Pathfinder Management Co., partners with Silvergate on the Creekside apartment project, gave Campbell $440 on September 29.

The four partners of Integral Communities, a Real Estate firm in Newport Beach, kicked in a total of $1,760 to Campbell's campaign. They want a 17.7-acre site in South Vista to be rezoned to allow for a mixed-use project. A vote wasn't taken on it at the Council's January 12 meeting, but, as the Coast News reported, "a majority of Council members say they were open to the idea of rezoning the land at 2100 W. San Marcos Boulevard to allow for a mixed-use development. Vista Palomar, proposed by Integral Communities, would include 196 two- and three-bedroom condos and a 100-room four-story hotel. Deputy Mayor Amanda Rigby said she wanted to examine the differences between mixed-use and residential zoning before moving forward on the idea, but her colleagues expressed support for a housing development.
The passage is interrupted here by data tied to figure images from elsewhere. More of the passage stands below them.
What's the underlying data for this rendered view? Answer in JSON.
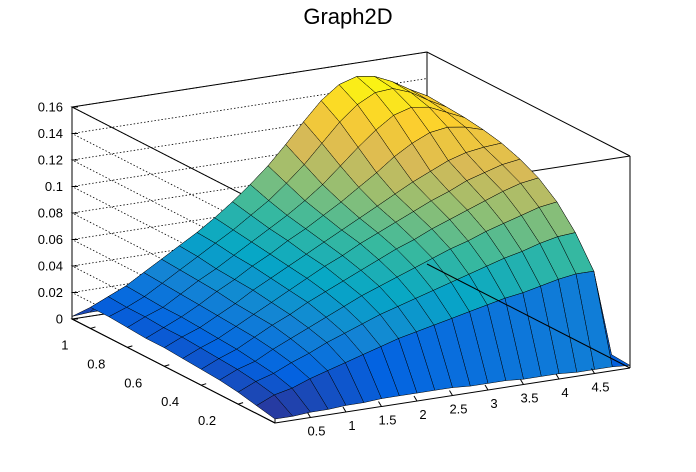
{
  "chart_data": {
    "type": "surface",
    "title": "Graph2D",
    "xlabel": "",
    "ylabel": "",
    "zlabel": "",
    "xlim": [
      0,
      5
    ],
    "ylim": [
      0,
      1.1
    ],
    "zlim": [
      0,
      0.16
    ],
    "x_ticks": [
      "0.5",
      "1",
      "1.5",
      "2",
      "2.5",
      "3",
      "3.5",
      "4",
      "4.5"
    ],
    "y_ticks": [
      "0.2",
      "0.4",
      "0.6",
      "0.8",
      "1"
    ],
    "z_ticks": [
      "0",
      "0.02",
      "0.04",
      "0.06",
      "0.08",
      "0.1",
      "0.12",
      "0.14",
      "0.16"
    ],
    "x_tick_values": [
      0.5,
      1,
      1.5,
      2,
      2.5,
      3,
      3.5,
      4,
      4.5
    ],
    "y_tick_values": [
      0.2,
      0.4,
      0.6,
      0.8,
      1.0
    ],
    "z_tick_values": [
      0,
      0.02,
      0.04,
      0.06,
      0.08,
      0.1,
      0.12,
      0.14,
      0.16
    ],
    "grid": true,
    "colormap": [
      "#352a87",
      "#0363e1",
      "#1485d4",
      "#06a7c6",
      "#38b99e",
      "#92bf73",
      "#d9ba56",
      "#fcce2e",
      "#f9fb0e"
    ],
    "surface_x": [
      0,
      0.25,
      0.5,
      0.75,
      1.0,
      1.25,
      1.5,
      1.75,
      2.0,
      2.25,
      2.5,
      2.75,
      3.0,
      3.25,
      3.5,
      3.75,
      4.0,
      4.25,
      4.5,
      4.75,
      5.0
    ],
    "surface_y": [
      0,
      0.1,
      0.2,
      0.3,
      0.4,
      0.5,
      0.6,
      0.7,
      0.8,
      0.9,
      1.0,
      1.1
    ],
    "surface_z": [
      [
        0.003,
        0.003,
        0.004,
        0.004,
        0.005,
        0.005,
        0.006,
        0.006,
        0.006,
        0.006,
        0.006,
        0.005,
        0.005,
        0.005,
        0.004,
        0.004,
        0.004,
        0.003,
        0.003,
        0.003,
        0.002
      ],
      [
        0.006,
        0.012,
        0.015,
        0.02,
        0.024,
        0.028,
        0.032,
        0.036,
        0.04,
        0.043,
        0.046,
        0.049,
        0.052,
        0.055,
        0.058,
        0.06,
        0.063,
        0.066,
        0.068,
        0.068,
        0.003
      ],
      [
        0.009,
        0.015,
        0.019,
        0.025,
        0.03,
        0.036,
        0.041,
        0.046,
        0.051,
        0.055,
        0.059,
        0.063,
        0.067,
        0.071,
        0.075,
        0.079,
        0.082,
        0.086,
        0.089,
        0.09,
        0.003
      ],
      [
        0.011,
        0.017,
        0.021,
        0.028,
        0.034,
        0.04,
        0.046,
        0.052,
        0.058,
        0.063,
        0.068,
        0.073,
        0.078,
        0.083,
        0.087,
        0.092,
        0.096,
        0.1,
        0.104,
        0.106,
        0.003
      ],
      [
        0.012,
        0.018,
        0.023,
        0.03,
        0.037,
        0.043,
        0.05,
        0.056,
        0.062,
        0.068,
        0.074,
        0.08,
        0.085,
        0.091,
        0.096,
        0.101,
        0.106,
        0.111,
        0.115,
        0.117,
        0.003
      ],
      [
        0.013,
        0.019,
        0.024,
        0.031,
        0.038,
        0.045,
        0.052,
        0.059,
        0.066,
        0.072,
        0.079,
        0.085,
        0.091,
        0.097,
        0.103,
        0.108,
        0.114,
        0.118,
        0.122,
        0.124,
        0.003
      ],
      [
        0.014,
        0.02,
        0.025,
        0.032,
        0.039,
        0.047,
        0.054,
        0.061,
        0.068,
        0.075,
        0.082,
        0.089,
        0.096,
        0.103,
        0.11,
        0.116,
        0.122,
        0.126,
        0.128,
        0.129,
        0.003
      ],
      [
        0.014,
        0.02,
        0.026,
        0.033,
        0.041,
        0.048,
        0.056,
        0.063,
        0.071,
        0.078,
        0.086,
        0.094,
        0.103,
        0.112,
        0.122,
        0.13,
        0.136,
        0.138,
        0.136,
        0.132,
        0.003
      ],
      [
        0.015,
        0.021,
        0.026,
        0.034,
        0.042,
        0.049,
        0.057,
        0.065,
        0.073,
        0.081,
        0.09,
        0.1,
        0.112,
        0.124,
        0.135,
        0.144,
        0.148,
        0.146,
        0.14,
        0.134,
        0.003
      ],
      [
        0.016,
        0.021,
        0.027,
        0.035,
        0.043,
        0.051,
        0.059,
        0.067,
        0.076,
        0.085,
        0.096,
        0.108,
        0.122,
        0.136,
        0.147,
        0.154,
        0.155,
        0.15,
        0.142,
        0.135,
        0.003
      ],
      [
        0.016,
        0.022,
        0.028,
        0.036,
        0.044,
        0.052,
        0.06,
        0.069,
        0.079,
        0.09,
        0.102,
        0.116,
        0.131,
        0.145,
        0.155,
        0.159,
        0.157,
        0.151,
        0.143,
        0.136,
        0.003
      ],
      [
        0.002,
        0.003,
        0.003,
        0.004,
        0.004,
        0.005,
        0.005,
        0.006,
        0.006,
        0.007,
        0.007,
        0.007,
        0.007,
        0.007,
        0.007,
        0.006,
        0.006,
        0.005,
        0.005,
        0.004,
        0.002
      ]
    ]
  }
}
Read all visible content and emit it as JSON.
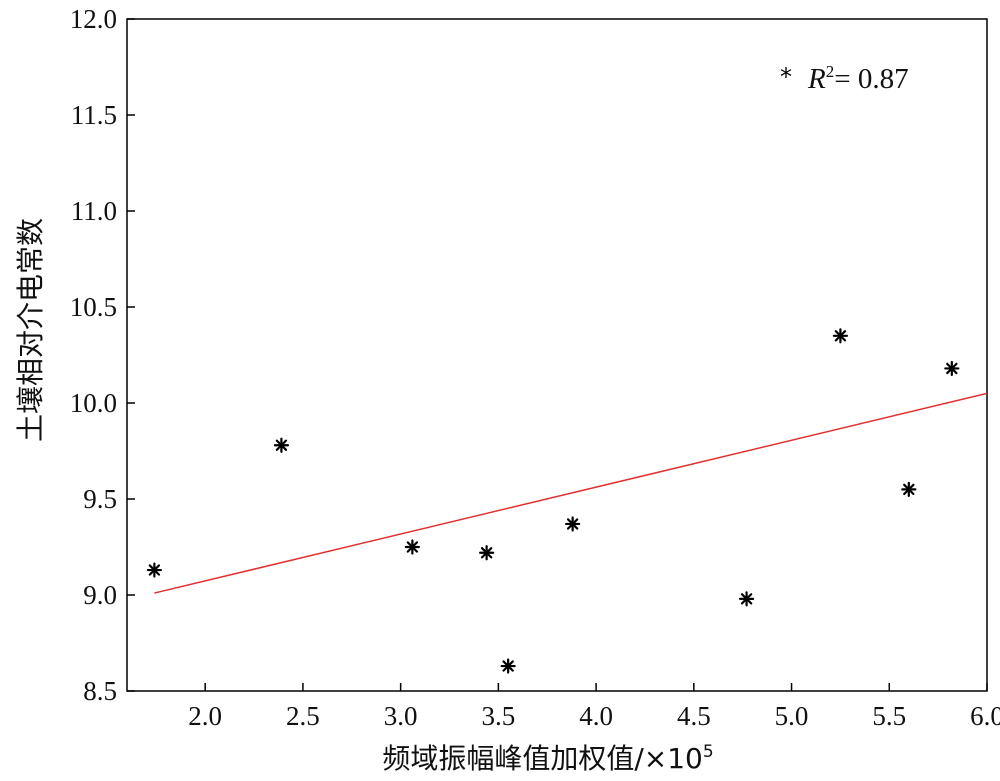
{
  "chart_data": {
    "type": "scatter",
    "title": "",
    "xlabel": "频域振幅峰值加权值/×10",
    "xlabel_exponent": "5",
    "ylabel": "土壤相对介电常数",
    "xlim": [
      1.6,
      6.0
    ],
    "ylim": [
      8.5,
      12.0
    ],
    "x_ticks": [
      "2.0",
      "2.5",
      "3.0",
      "3.5",
      "4.0",
      "4.5",
      "5.0",
      "5.5",
      "6.0"
    ],
    "y_ticks": [
      "8.5",
      "9.0",
      "9.5",
      "10.0",
      "10.5",
      "11.0",
      "11.5",
      "12.0"
    ],
    "grid": false,
    "legend_position": "top-right",
    "legend": {
      "marker": "*",
      "r_symbol": "R",
      "r_superscript": "2",
      "value_text": "= 0.87"
    },
    "colors": {
      "points": "#000000",
      "fit_line": "#e03030",
      "axes": "#000000"
    },
    "series": [
      {
        "marker": "*",
        "points": [
          {
            "x": 1.74,
            "y": 9.13
          },
          {
            "x": 2.39,
            "y": 9.78
          },
          {
            "x": 3.06,
            "y": 9.25
          },
          {
            "x": 3.44,
            "y": 9.22
          },
          {
            "x": 3.55,
            "y": 8.63
          },
          {
            "x": 3.88,
            "y": 9.37
          },
          {
            "x": 4.77,
            "y": 8.98
          },
          {
            "x": 5.25,
            "y": 10.35
          },
          {
            "x": 5.6,
            "y": 9.55
          },
          {
            "x": 5.82,
            "y": 10.18
          }
        ]
      }
    ],
    "fit_line": {
      "type": "linear",
      "x": [
        1.74,
        6.0
      ],
      "y": [
        9.01,
        10.05
      ]
    }
  }
}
Councilman Cody Campbell said he considered the proposal smart growth." (Hoa Quach, The Coast News, Jan. 12) http://www.thecoastnews.com/2016/01/15/new-condos-could-come-to-vista/

Ten corporate donors from Irvine, Newport Beach, La Jolla and San Diego gave Campbell's campaign a total of $4,400; twenty-five other non-residents of the city gave him $9,834; Six Vista voters gave him $2,640. Any question about how Campbell will vote at the November 15 City Council meeting, when the Council votes on whether to approve the Creekside and Breeze Hill development plans?

On November 8 Vistans will decide whether they want him there.